These past few days, has been slow. Didn’t go out anywhere much, except for house inspections. Yeap, I’m still homeless here. Haha. It’s kinda stressful with classes starting soon. Pretty sure we’re gonna get a good one. Just staying positive, you know.
It’s kinda fun here, I’m adapting well, I guess. I don’t feel any kind of culture shock or whatsoever. The only thing, though, I’ve been missing my husband a lot. I feel fine when everyone’s at home, and we always have each other to talk to, but on some days, it’s kinda boring, and that’s when the feelings start to creep in.
Sometimes I can push it away, and be indenial, but sometimes, it’s unavoidable. I can feel it’s building up inside if I don’t let it go, and the only way I know how is by crying, or talking to my husband over the skype. But it’s never enough. It’s tough. With the difference in time, and it’s hard to arrange a good timing that works for both of us.

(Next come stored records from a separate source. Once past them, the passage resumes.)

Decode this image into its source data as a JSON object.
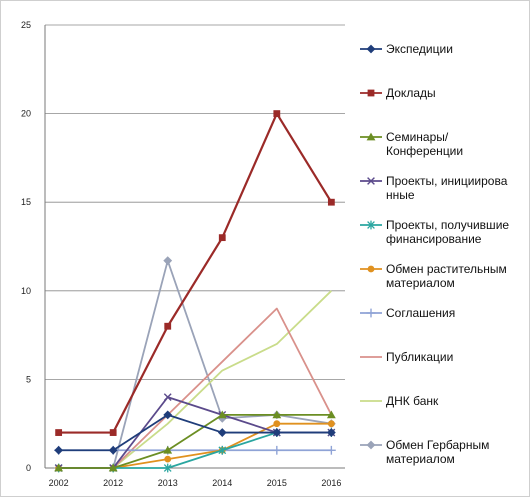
{
  "chart_data": {
    "type": "line",
    "categories": [
      "2002",
      "2012",
      "2013",
      "2014",
      "2015",
      "2016"
    ],
    "ylim": [
      0,
      25
    ],
    "yticks": [
      0,
      5,
      10,
      15,
      20,
      25
    ],
    "grid": true,
    "legend_position": "right",
    "series": [
      {
        "name": "Экспедиции",
        "name_lines": [
          "Экспедиции"
        ],
        "color": "#1f3d7a",
        "marker": "diamond",
        "values": [
          1,
          1,
          3,
          2,
          2,
          2
        ]
      },
      {
        "name": "Доклады",
        "name_lines": [
          "Доклады"
        ],
        "color": "#9b2a28",
        "marker": "square",
        "values": [
          2,
          2,
          8,
          13,
          20,
          15
        ]
      },
      {
        "name": "Семинары/ Конференции",
        "name_lines": [
          "Семинары/",
          "Конференции"
        ],
        "color": "#6b8e23",
        "marker": "triangle",
        "values": [
          0,
          0,
          1,
          3,
          3,
          3
        ]
      },
      {
        "name": "Проекты, инициированные",
        "name_lines": [
          "Проекты, инициирова",
          "нные"
        ],
        "color": "#5b4a8b",
        "marker": "x",
        "values": [
          0,
          0,
          4,
          3,
          2,
          2
        ]
      },
      {
        "name": "Проекты, получившие финансирование",
        "name_lines": [
          "Проекты, получившие",
          "финансирование"
        ],
        "color": "#2aa6a0",
        "marker": "star",
        "values": [
          0,
          0,
          0,
          1,
          2,
          2
        ]
      },
      {
        "name": "Обмен растительным материалом",
        "name_lines": [
          "Обмен растительным",
          "материалом"
        ],
        "color": "#e0911f",
        "marker": "circle",
        "values": [
          0,
          0,
          0.5,
          1,
          2.5,
          2.5
        ]
      },
      {
        "name": "Соглашения",
        "name_lines": [
          "Соглашения"
        ],
        "color": "#8fa3d6",
        "marker": "plus",
        "values": [
          1,
          1,
          1,
          1,
          1,
          1
        ]
      },
      {
        "name": "Публикации",
        "name_lines": [
          "Публикации"
        ],
        "color": "#d9918b",
        "marker": "none",
        "values": [
          0,
          0,
          3,
          6,
          9,
          3
        ]
      },
      {
        "name": "ДНК банк",
        "name_lines": [
          "ДНК банк"
        ],
        "color": "#c9dc8a",
        "marker": "none",
        "values": [
          0,
          0,
          2.5,
          5.5,
          7,
          10
        ]
      },
      {
        "name": "Обмен Гербарным материалом",
        "name_lines": [
          "Обмен Гербарным",
          "материалом"
        ],
        "color": "#9aa3b8",
        "marker": "diamond",
        "values": [
          0,
          0,
          11.7,
          2.8,
          3,
          2.5
        ]
      }
    ]
  }
}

All I need to know is how he’s doing. I want to know his day, what he’s been up to, what’s he feeling and all that, just because I want to feel close to him. Gosh, I just miss talking to him, or doing anything random and crazy. I miss his jokes. I miss his hugs. I miss his teases. I miss everything about him. And every night I dream about seeing him, it makes it hard for me to get out of bed and face reality.
I can’t wait for him to visit in May. I wish he could come right now. Hell, I wish he could come here and stay.